Hunger Games, libro I, capitolo 19

Detto questo, si voltò indietro e vide Gesù che stava lì in piedi; ma non sapeva che era Gesù. Le disse Gesù: “Donna, perché piangi? Chi cerchi?”. Essa, pensando che fosse il custode del giardino, gli disse: “Signore, se l’hai portato via tu, dimmi dove lo hai posto e io andrò a prenderlo”. Gesù le disse: “Maria!”. Essa allora, voltatasi verso di lui, gli disse in ebraico: “Rabbunì!”

Giovanni 20:14-16

Nel momento di più alto sconforto per Katniss,

proprio quando sembra trovarsi in uno stato di depressione profonda, quasi catatonica, per lo smarrimento lasciato dalla morte della piccola Rue tra le sue braccia, ecco che avviene l’impossibile.
È la voce di Claudius Templesmith, il commentatore degli Hunger Games, che risuona in tutta l’arena e informa i tributi di qualcosa mai vista prima: le regole sono cambiate.
Non un cambiamento di poco conto, ma qualcosa di radicale, mai visto prima: un miracolo!
I vincitori degli Hunger Games potranno essere due purché dello stesso distretto.
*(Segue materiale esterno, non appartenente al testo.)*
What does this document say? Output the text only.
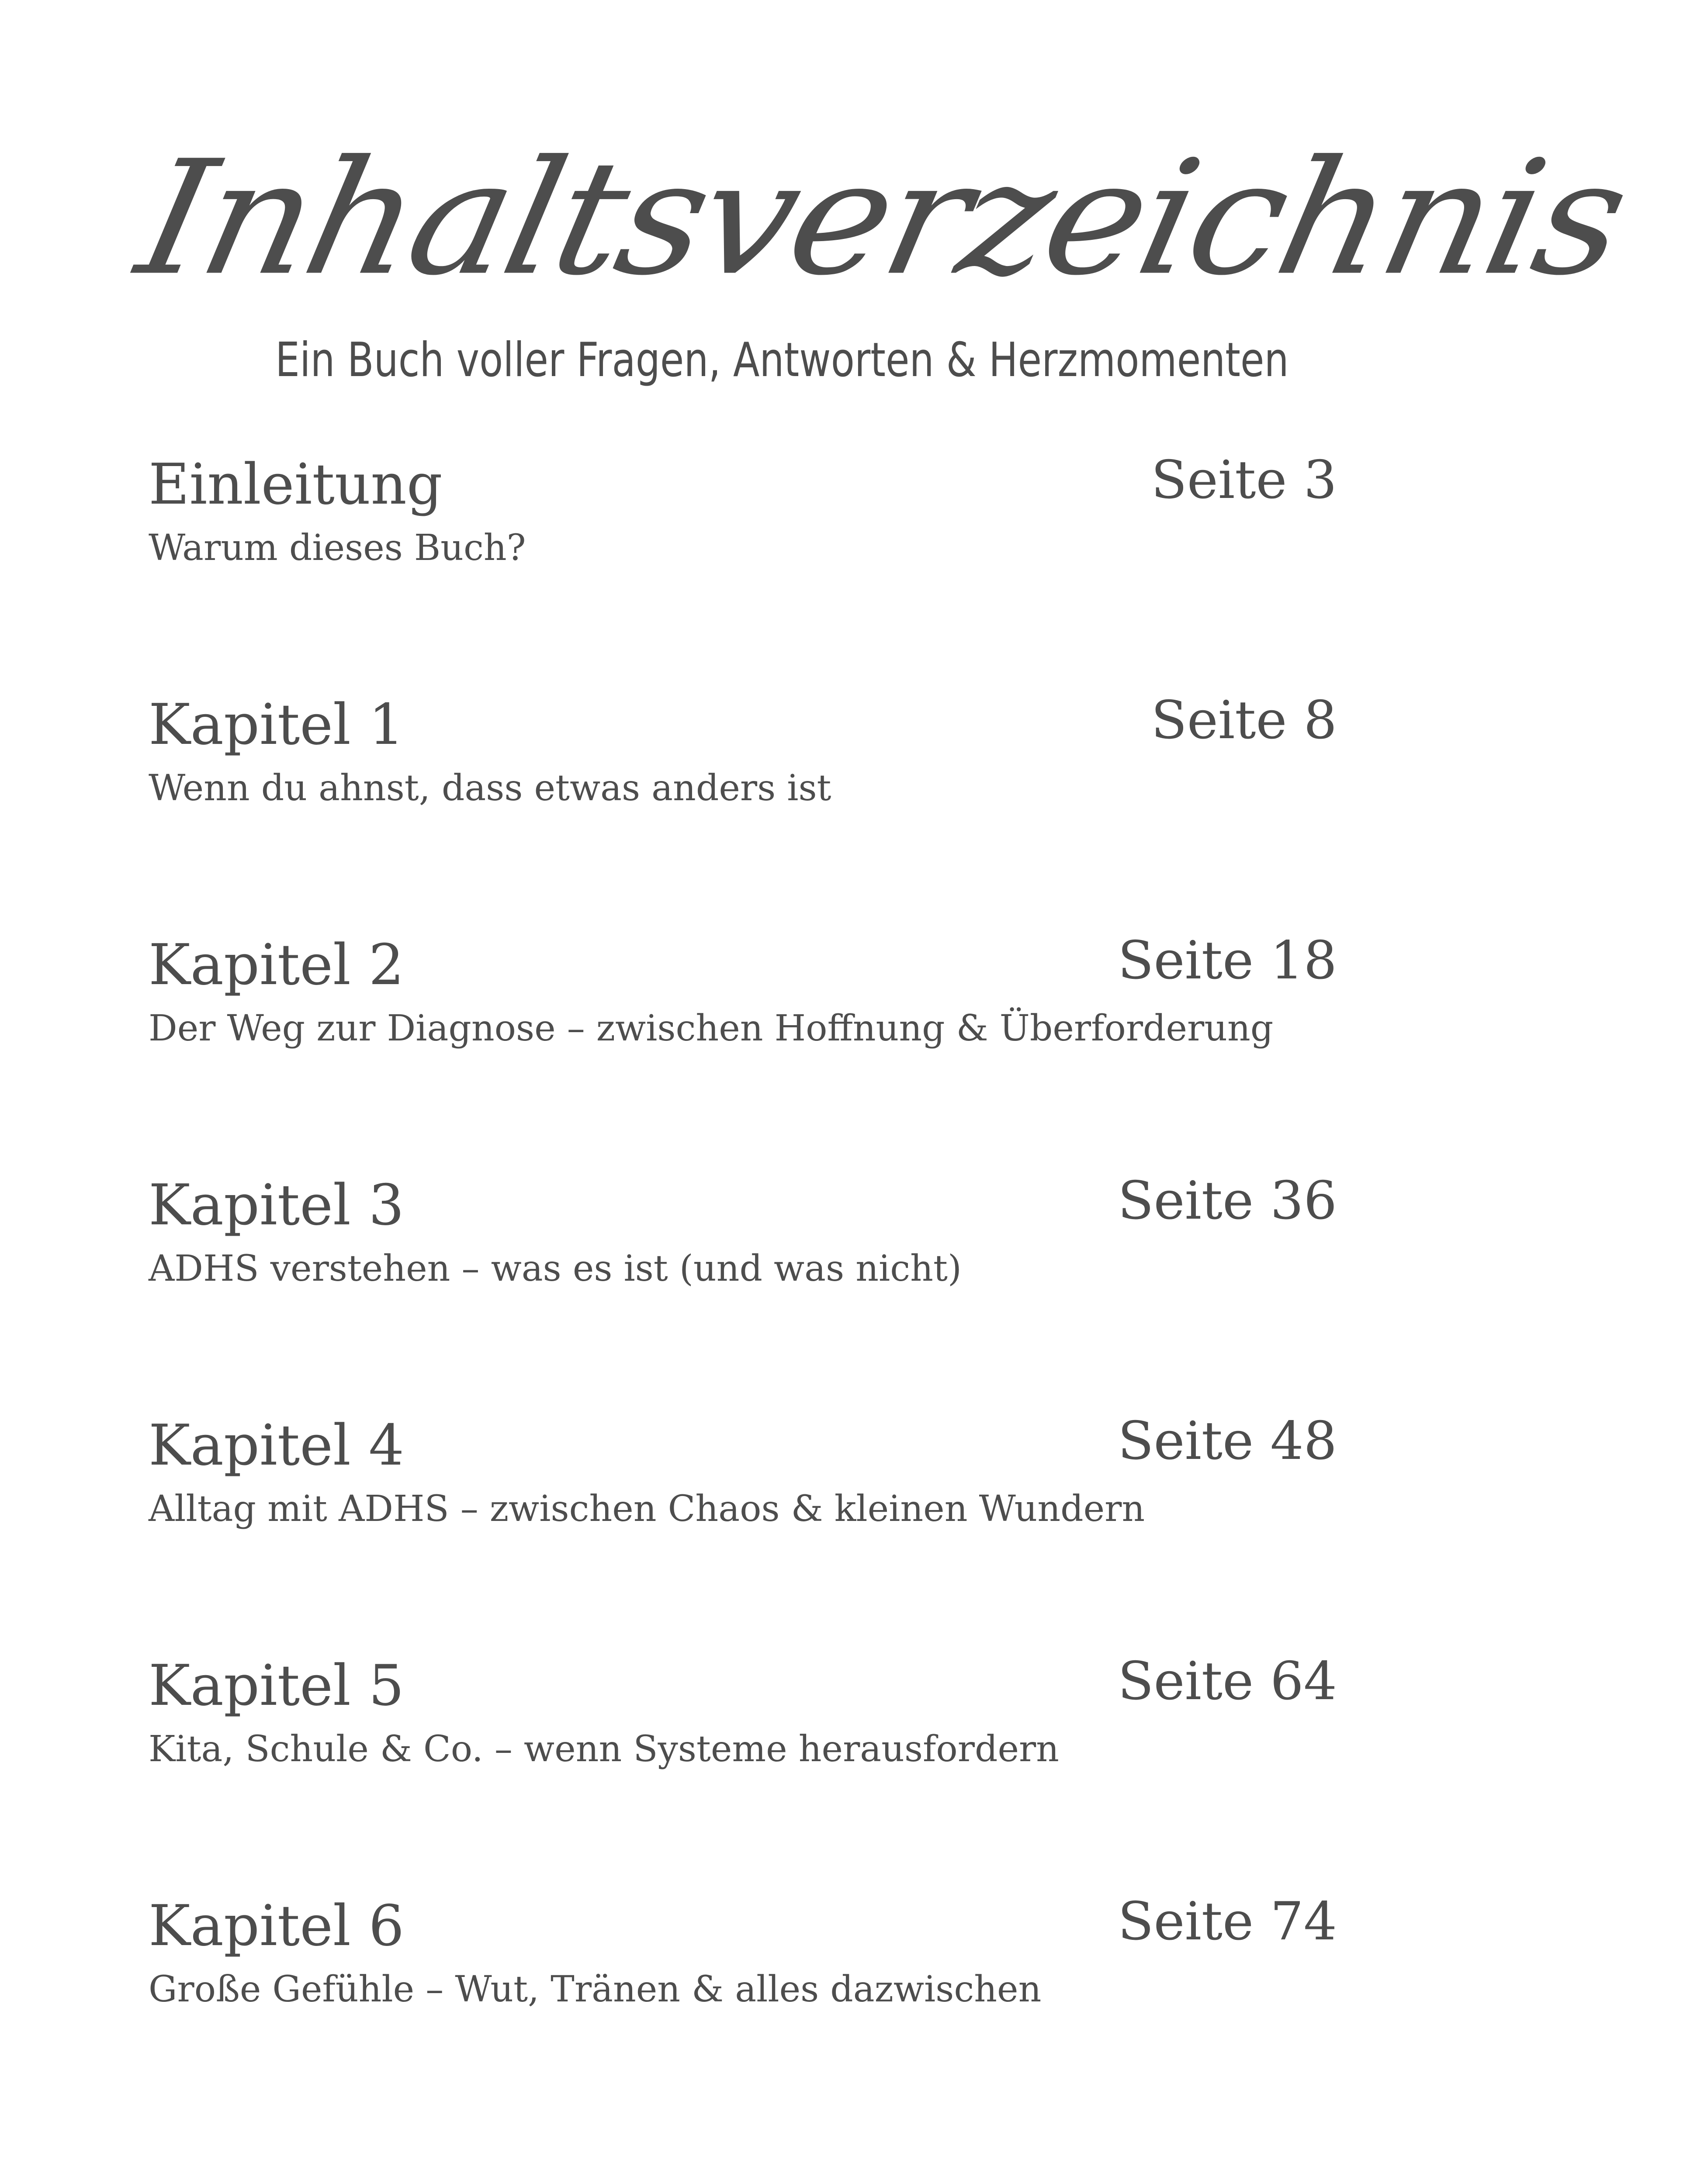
Inhaltsverzeichnis
Ein Buch voller Fragen, Antworten & Herzmomenten
Einleitung	Seite 3
Warum dieses Buch?
Kapitel 1	Seite 8
Wenn du ahnst, dass etwas anders ist
Kapitel 2	Seite 18
Der Weg zur Diagnose – zwischen Hoffnung & Überforderung
Kapitel 3	Seite 36
ADHS verstehen – was es ist (und was nicht)
Kapitel 4	Seite 48
Alltag mit ADHS – zwischen Chaos & kleinen Wundern
Kapitel 5	Seite 64
Kita, Schule & Co. – wenn Systeme herausfordern
Kapitel 6	Seite 74
Große Gefühle – Wut, Tränen & alles dazwischen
Ecco cosa può smuovere la nostra anima di fronte ad un’immensa disperazione:

qualcosa che sa gridarci la vita ancora più forte.
Come uno squarcio sul velo delle tenebre: così si sarà sentita anche la Maddalena.
Eppure, qualcosa accomuna queste due racconti, c’è una mimetizzazione inaspettata: Kat non riesce a trovare Peeta, la Maddalena non trova il corpo di Gesù.

E noi? Quante volte Dio fa lo stesso con noi?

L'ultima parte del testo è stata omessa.